Senate admits buying SUV bullet-proof Range Rover but not at N298m

*It is $298,000 not N298million

By Sandra Onyekwere

Senate has on Tuesday, admitted buying the Sports Utility Vehicle (SUV), bullet proof Range Rover however, it denied that the vehicle is worth N298 million as had been reported in the media.

This was disclosed in two separate statements issued by the Special Assistant Communications & Strategy, Office of the Senate President, Mr. Olu Onemola and Chairman, Senate Committee on Media and Publicity, Senator Aliyu Sabi Abdullahi.

In the earlier statement, Mr. Onemola lamented that “several news publications, both print and online, have wrongly reported that the Range Rover Bullet Proof SUV vehicle at the center of the import duty waiver story is worth N298 million.”

He note, however, that the value of the car, as specified by all related documents, is $298,000 which makes it in the range of N58 million to N62 million (based on 2015 exchange rates). And if calculated at the average Dollar-Naira rate of N400 makes it N116m.

This, according to him, makes the inaccurate figure N240 million over the actual value of the car (since he is using a 2015 exchange rate to calculate a 2017 transaction).

In a later statement, Senator Aliyu Sabi Abdullahi told newsmen in Abuja that indeed the Senate procured the said vehicle but not at the price that was being reported.

Sabi said that the vehicle cost was procured at $298,000 (N49.1 million) and not N298 million as was being reported in the media.

According to the spokesperson of the Senate, the vehicle was procured in 2015 for $298 at an exchange rate of N165 to a dollar.

“Our attention has been drawn to the various false and mischievous reports in the media about the price of the vehicle which the Senate was said to have bought as part of its convoy but was later abandoned when it got impounded by the Customs over controversy surrounding import duty payment.

“The correct price of the vehicle when it was imported in 2015 is $298,000 which at the prevailing rate of N165 to a dollar is about N49, 170.

“The Senate paid N62.5m for the vehicle in November 2015. This is contrary to the mischief by those who decided to turn the  $298,000 to N298 million as the price of the vehicle. For the avoidance of doubt, the price the Senate paid for that vehicle is N62.5m and not N298 million.
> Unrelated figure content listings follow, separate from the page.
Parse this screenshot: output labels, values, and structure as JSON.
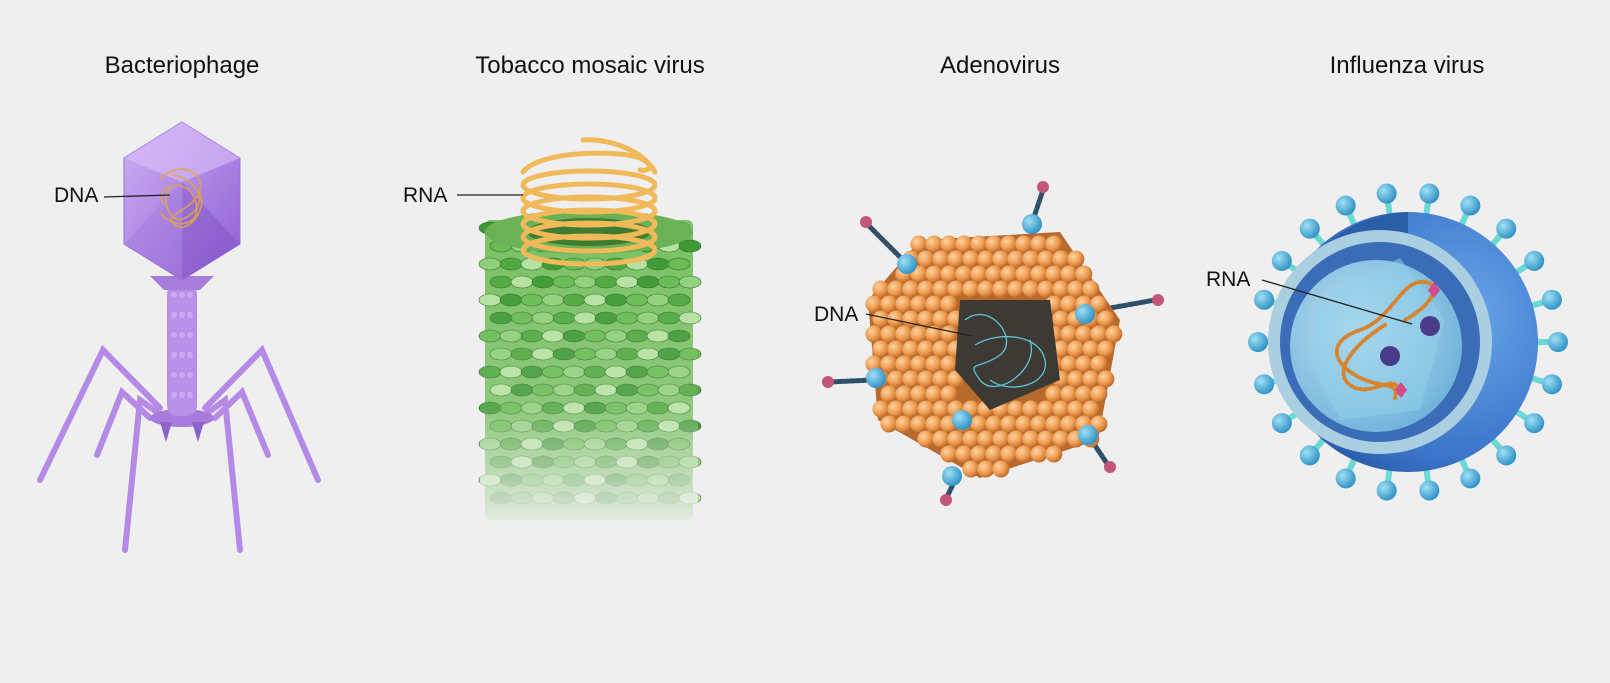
{
  "panels": [
    {
      "title": "Bacteriophage",
      "label": "DNA"
    },
    {
      "title": "Tobacco mosaic virus",
      "label": "RNA"
    },
    {
      "title": "Adenovirus",
      "label": "DNA"
    },
    {
      "title": "Influenza virus",
      "label": "RNA"
    }
  ],
  "colors": {
    "background": "#efefef",
    "phage": "#b48ae6",
    "tmv_protein": "#5fb84c",
    "tmv_rna": "#f0b95a",
    "adeno_capsomere": "#eb9a4e",
    "adeno_fiber_tip": "#c2557a",
    "influenza_envelope": "#3f7fcf",
    "influenza_spike": "#5bb5e0",
    "nucleic_strand": "#e2a44a"
  }
}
“The Senate will appreciate it if all reports relating to the legislative institution, particularly on this vehicle matter, are reported with accuracy and all facts put in proper perspective. We urge journalists to avoid sensationalism.

“The Senate is a responsible institution and those who believe that when they have issues to explain before it, the next thing to do is to resort to falsehood, blackmail, muck-raking and mud-slinging, should know that they are just overheating the polity and undermining our democratic institution.

“Finally, the Senate wish to reiterate our total commitment to upholding the rule of law and to work for Nigerians, in accordance with our constitution,” he said.

The Senate had been in the eye of the storm over its probe of the activities of the Nigerian Customs Service (NCS) with media reports alleging that the upper legislative chamber was on a revenge mission.

Media reports alleged that attention of the Senate on the NSC was due to the fact that the service impounded an SUV allegedly procured by the President of the Senate Bukola Saraki.

The report said that the service refused to bulge in spite of the intervention of the Senate to release the SUV.

Meanwhile, at an investigative hearing by the Senate Committee on Ethics, Privileges and Public Petitions, the importer of the vehicle absolved Saraki of any complicity in the importation.

The President of the Senate who also appeared before the committee stressed that he did not import any vehicle and does not own the vehicle that was purportedly seized.

He urged that the Senate as an institution must be strengthened so as to save the nation’s democracy.